Melting a portion of butter is not unusual in a cookie recipe. It adds to the chewiness and creates a crisp exterior that yields a dense cookie inside. Going the extra step to brown the butter adds a nuttiness and richness I adore. I use brown butter and room-temperature butter in this recipe to create a good balance of butter flavour and chewiness and keep the cookies from greasiness.
Why all the different sugars?
Brown sugar provides caramel notes
White sugar provides crispness
Turbinado sugar does not dissolve entirely and adds a fun, crunchy texture surprise.
Salt makes flavours pop!
One thing you’ll notice with this cookie is that it has a distinct saltiness achieved by replacing the familiar table salt with kosher salt. It is an exaggerated result of a cooking and baking principle. The larger granules of kosher salt provide pockets of saltiness, whereas table salt provides one harmonious flavour.
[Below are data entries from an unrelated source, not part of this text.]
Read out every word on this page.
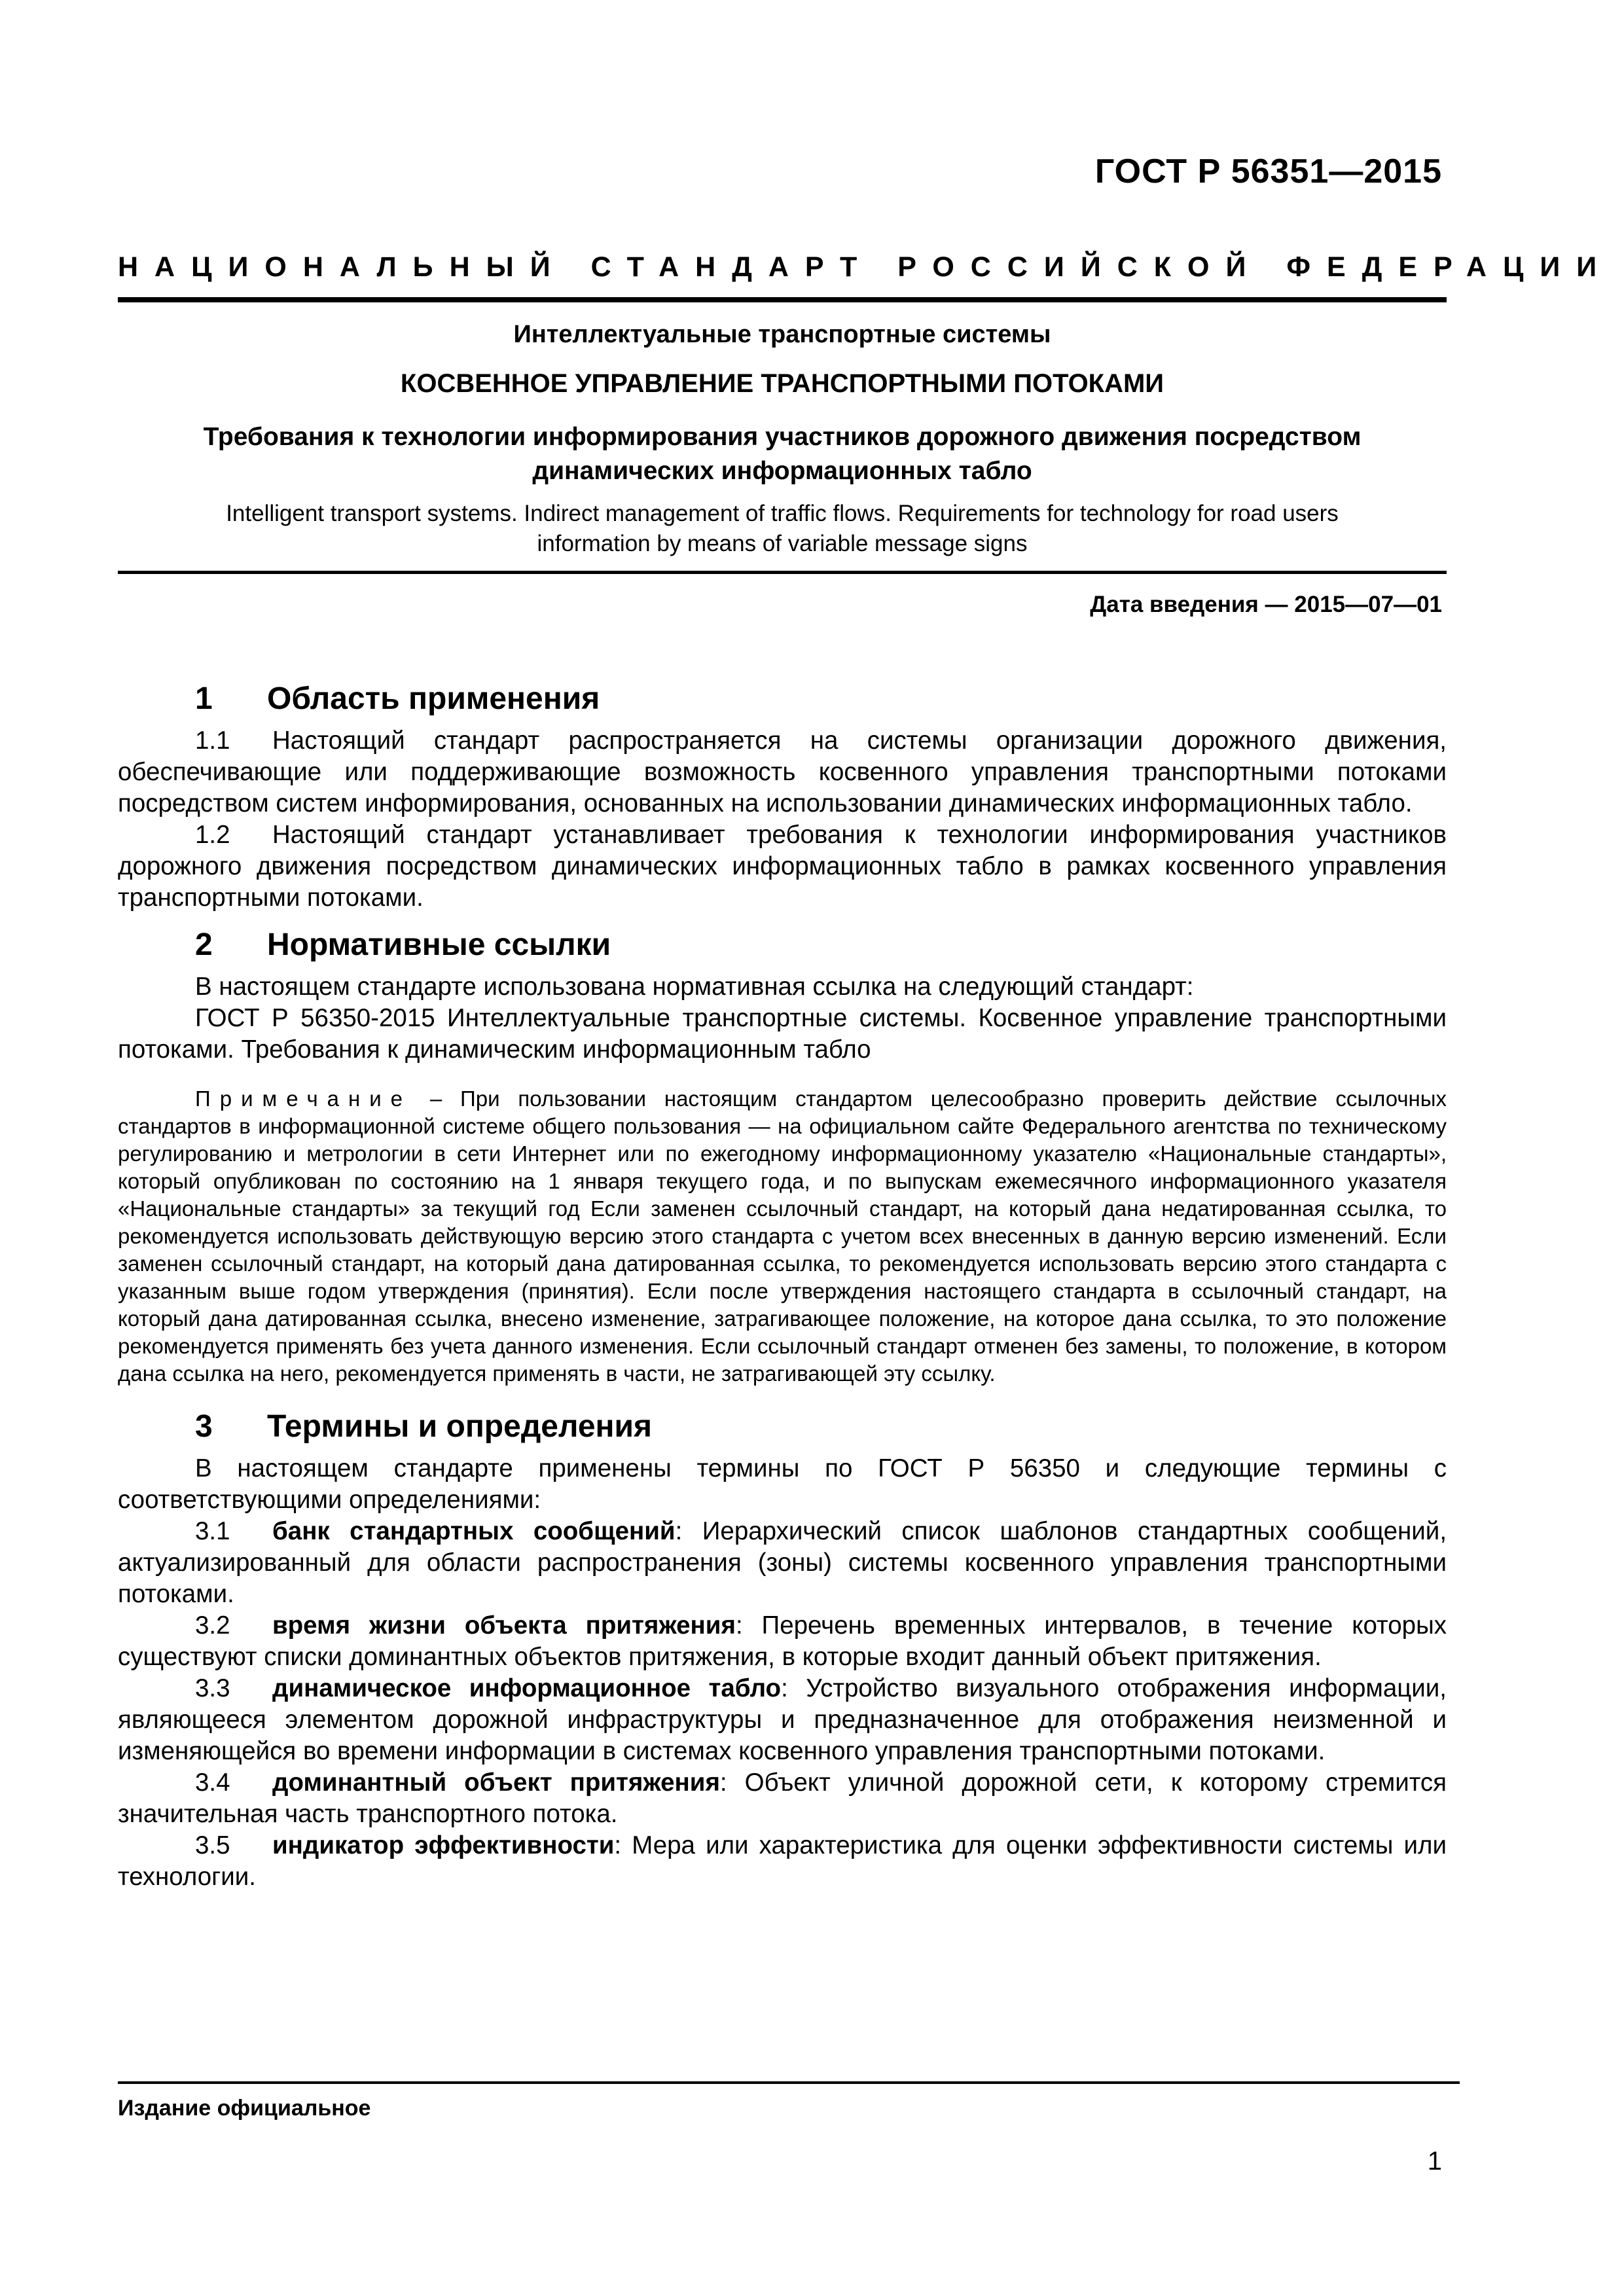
ГОСТ Р 56351—2015
НАЦИОНАЛЬНЫЙ СТАНДАРТ РОССИЙСКОЙ ФЕДЕРАЦИИ
Интеллектуальные транспортные системы
КОСВЕННОЕ УПРАВЛЕНИЕ ТРАНСПОРТНЫМИ ПОТОКАМИ
Требования к технологии информирования участников дорожного движения посредством
динамических информационных табло
Intelligent transport systems. Indirect management of traffic flows. Requirements for technology for road users
information by means of variable message signs
Дата введения — 2015—07—01
1 Область применения

1.1 Настоящий стандарт распространяется на системы организации дорожного движения, обеспечивающие или поддерживающие возможность косвенного управления транспортными потоками посредством систем информирования, основанных на использовании динамических информационных табло.

1.2 Настоящий стандарт устанавливает требования к технологии информирования участников дорожного движения посредством динамических информационных табло в рамках косвенного управления транспортными потоками.

2 Нормативные ссылки

В настоящем стандарте использована нормативная ссылка на следующий стандарт:

ГОСТ Р 56350-2015 Интеллектуальные транспортные системы. Косвенное управление транспортными потоками. Требования к динамическим информационным табло

Примечание – При пользовании настоящим стандартом целесообразно проверить действие ссылочных стандартов в информационной системе общего пользования — на официальном сайте Федерального агентства по техническому регулированию и метрологии в сети Интернет или по ежегодному информационному указателю «Национальные стандарты», который опубликован по состоянию на 1 января текущего года, и по выпускам ежемесячного информационного указателя «Национальные стандарты» за текущий год Если заменен ссылочный стандарт, на который дана недатированная ссылка, то рекомендуется использовать действующую версию этого стандарта с учетом всех внесенных в данную версию изменений. Если заменен ссылочный стандарт, на который дана датированная ссылка, то рекомендуется использовать версию этого стандарта с указанным выше годом утверждения (принятия). Если после утверждения настоящего стандарта в ссылочный стандарт, на который дана датированная ссылка, внесено изменение, затрагивающее положение, на которое дана ссылка, то это положение рекомендуется применять без учета данного изменения. Если ссылочный стандарт отменен без замены, то положение, в котором дана ссылка на него, рекомендуется применять в части, не затрагивающей эту ссылку.

3 Термины и определения

В настоящем стандарте применены термины по ГОСТ Р 56350 и следующие термины с соответствующими определениями:

3.1 банк стандартных сообщений: Иерархический список шаблонов стандартных сообщений, актуализированный для области распространения (зоны) системы косвенного управления транспортными потоками.

3.2 время жизни объекта притяжения: Перечень временных интервалов, в течение которых существуют списки доминантных объектов притяжения, в которые входит данный объект притяжения.

3.3 динамическое информационное табло: Устройство визуального отображения информации, являющееся элементом дорожной инфраструктуры и предназначенное для отображения неизменной и изменяющейся во времени информации в системах косвенного управления транспортными потоками.

3.4 доминантный объект притяжения: Объект уличной дорожной сети, к которому стремится значительная часть транспортного потока.

3.5 индикатор эффективности: Мера или характеристика для оценки эффективности системы или технологии.

Издание официальное
1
Salt brings out and enhances the flavour of other ingredients. To make vanilla taste more vanilla and chocolate taste more chocolate, butter tastes more buttery with a complement of salt. You’ll notice if it’s missing because your baking and cookies will taste flat and lifeless - and if it’s overdone, you’ll taste saltiness over the other ingredient. But when you get it just right - heaven! Everything tastes wonderful together. That’s what we want.
Don’t skip the salt, but control it in your recipes, particularly in baking, using unsalted base ingredients - butter in particular.
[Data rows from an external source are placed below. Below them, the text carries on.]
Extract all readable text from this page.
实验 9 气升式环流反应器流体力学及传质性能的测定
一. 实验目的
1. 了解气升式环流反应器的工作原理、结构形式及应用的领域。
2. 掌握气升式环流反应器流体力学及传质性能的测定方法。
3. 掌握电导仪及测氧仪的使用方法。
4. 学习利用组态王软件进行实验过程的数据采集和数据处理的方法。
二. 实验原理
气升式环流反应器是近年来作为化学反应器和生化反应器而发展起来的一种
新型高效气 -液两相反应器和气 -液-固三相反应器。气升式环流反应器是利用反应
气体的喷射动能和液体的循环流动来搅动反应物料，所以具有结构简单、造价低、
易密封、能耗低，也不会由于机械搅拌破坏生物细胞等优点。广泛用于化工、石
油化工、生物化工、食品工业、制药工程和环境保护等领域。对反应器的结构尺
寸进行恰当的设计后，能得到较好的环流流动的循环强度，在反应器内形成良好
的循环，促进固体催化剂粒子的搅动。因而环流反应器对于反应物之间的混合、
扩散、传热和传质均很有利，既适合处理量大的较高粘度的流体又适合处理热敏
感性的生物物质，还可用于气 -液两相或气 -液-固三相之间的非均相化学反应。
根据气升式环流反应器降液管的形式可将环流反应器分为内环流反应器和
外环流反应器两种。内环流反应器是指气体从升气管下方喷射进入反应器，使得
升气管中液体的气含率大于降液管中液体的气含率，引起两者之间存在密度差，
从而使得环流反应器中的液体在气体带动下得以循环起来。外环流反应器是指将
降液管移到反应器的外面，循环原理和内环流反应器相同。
Pay attention to your baking recipes. If unsalted butter is called for and you only have salted, reduce the addition of salt. The opposite is true; if a recipe calls for salted butter and you only have unsalted - increase the addition of salt by a pinch. It’s a little difference that makes a big difference.
Choose your chocolate and chop it
You could use whatever chocolate you like in this recipe. I prefer dark chocolate and think it plays really well with the nuttiness of brown butter and balances well with those pops of salt and sugar. The secret around the chocolate in this recipe is chopping it rather than using formed chocolate chips.
Chopping provides chunks that create pockets of chocolate in the cookie, but the chards and dust produced in chopping meld into the dough and give the cookie part a chocolaty hit of flavour all on its own.
The rest is necessary
After all the beating and mixing, a little rest for the cookie dough is needed. The recipe calls for 30 minutes, which is a minimum amount of time. The flour needs time to hydrate thoroughly to give the cookie structure. These cookies spread well, producing a thin, chewy cookie with a crisp outer shell.
If you bake too soon, the cookies are entirely too flat.
If, on the other hand, you want a taller cookie that doesn’t spread quite as much, refrigerate the dough for a few hours or even overnight. Scoop and bake the cookies while the dough is chilled. They will spread less in the oven and be a little thicker overall.
Can I let you in on a secret?
Everyone likes cookies straight out of the oven, but in this cookie baker's opinion, they taste better and have a much better texture the following day.